A stratified multi-stage cluster random sample of 1,199
Palestinian individuals 18 years or older, from 60 sampling points, was
selected from the West Bank (including East Jerusalem) and Gaza Strip.
Face-to-face interviews were conducted with respondents in their homes.
In the West Bank, 759 people were surveyed
from the following areas: Jenin: Jenin, Jenin refugee camp, Kufr
Ra’ee, Arrabeh, Yabad, a-Zababdeh, Maythaloun, Aqaba, Sanour. Nablus:
Nablus,
Burqa, Beit Fureek, Haris, Sabastia, Balata refugee camp, Bidia, Boureen.
Tulkarem:
Tulkarem,
Rameen, Qalqilia, Tulkarem refugee camp, Beit Leed, Jayyous.
Hebron:
Hebron,
Doura, Al-Fawwar refugee camp, Beit Ummar, a-Tafuh, Yatta, Halhoul, al-Daharia.
Bethlehem:
Bethlehem,
Za’atara, Artas, Beit Ta’mar, Deihesheh refugee camp. Jericho:
Jericho,
Aqbet Jaber.
Ramallah & al-Bireh:
al-Bireh, Ramallah, Beir Zeit,
al-Mazra al-Sharqia, Kharbatha Bani Harith, al-Amari refugee camp. Jerusalem:
a-Ram,
Fufr ‘Aqab, Old City, Beith Hanina, Shufat, al-Iissawia, Jabal al-Mukaber,
Silwan, Sheikh Jarrah, Sawahreh.
In the Gaza Strip, 440 people were surveyed
from the following areas: Gaza North: Jabalia refugee camp, Jabalia,
Beit Lahia and Beit Hanoun. Gaza: Sheikh Radwan, a-Darji,
a-Tufah, Sabra, a-Zeitoon, a-Nasser, a-Shujaeih, a-Rimal north and south
and Shati refugee camp, Saftawi, a-Sha’af, Sheikh Ajleen.

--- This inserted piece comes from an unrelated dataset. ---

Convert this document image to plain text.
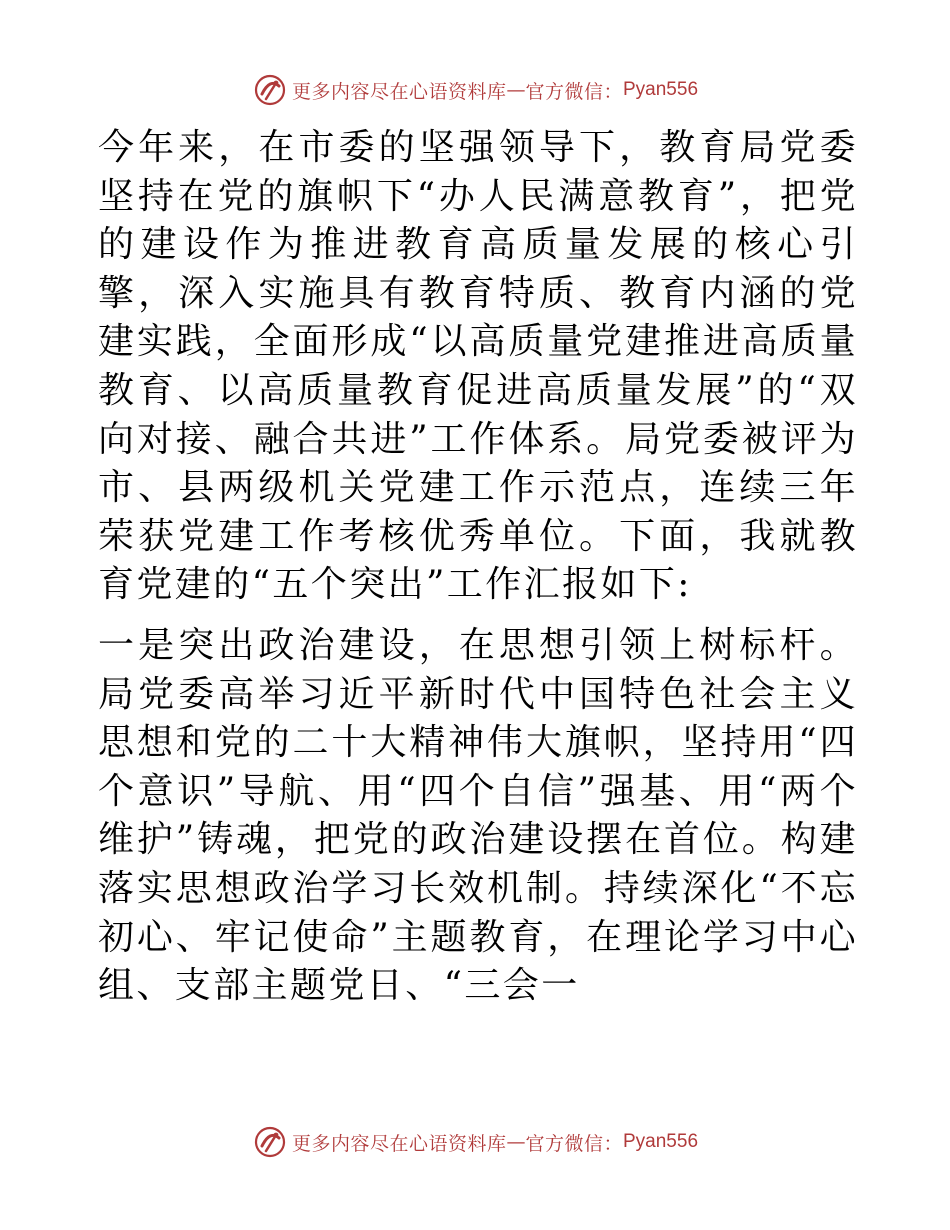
更多内容尽在心语资料库 — 官方微信： Pyan556

今年来，在市委的坚强领导下，教育局党委坚持在党的旗帜下“办人民满意教育”，把党的建设作为推进教育高质量发展的核心引擎，深入实施具有教育特质、教育内涵的党建实践，全面形成“以高质量党建推进高质量教育、以高质量教育促进高质量发展”的“双向对接、融合共进”工作体系。局党委被评为市、县两级机关党建工作示范点，连续三年荣获党建工作考核优秀单位。下面，我就教育党建的“五个突出”工作汇报如下:

一是突出政治建设，在思想引领上树标杆。局党委高举习近平新时代中国特色社会主义思想和党的二十大精神伟大旗帜，坚持用“四个意识”导航、用“四个自信”强基、用“两个维护”铸魂，把党的政治建设摆在首位。构建落实思想政治学习长效机制。持续深化“不忘初心、牢记使命”主题教育，在理论学习中心组、支部主题党日、“三会一

更多内容尽在心语资料库 — 官方微信： Pyan556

Deir al- Balah:
al-bureij
refugee camp, Deir al Balah, refugee camp, al-Maghazi refugee camp. Khan
Younis: Khan younis, Khan Younis refugee camp, Bani Suheila, Absan
al-Saghira, Absan al-Kabira, al-Qarara. Rafah: Rafah, Rafah refugee
camp and Tal al-Sultan refugee camp.
The margin of error is +/- 3 percent, with a confidence
level of 95%.
Sample distribution
51.6% of the respondents were from West Bank, 11.7% from
Jerusalem, 36.7% from the Gaza Strip.
30.5% said they live in villages, 16.7% in refugee camps,
52.8% in towns/cities.
51.1% were male, 48.9% were female.
34.9% were housewives, 19.2% were employees, 10.6% of the
respondents were students, 13.3% were laborers, 7.7% were businessmen/
private business, 7.6% were unemployed/ retired, 2.6% were farmers/fishermen,
1.8% were craftsmen, 1.5% were professionals, 0.8% did not give an answer.
The average age of the respondents was 34.7 years.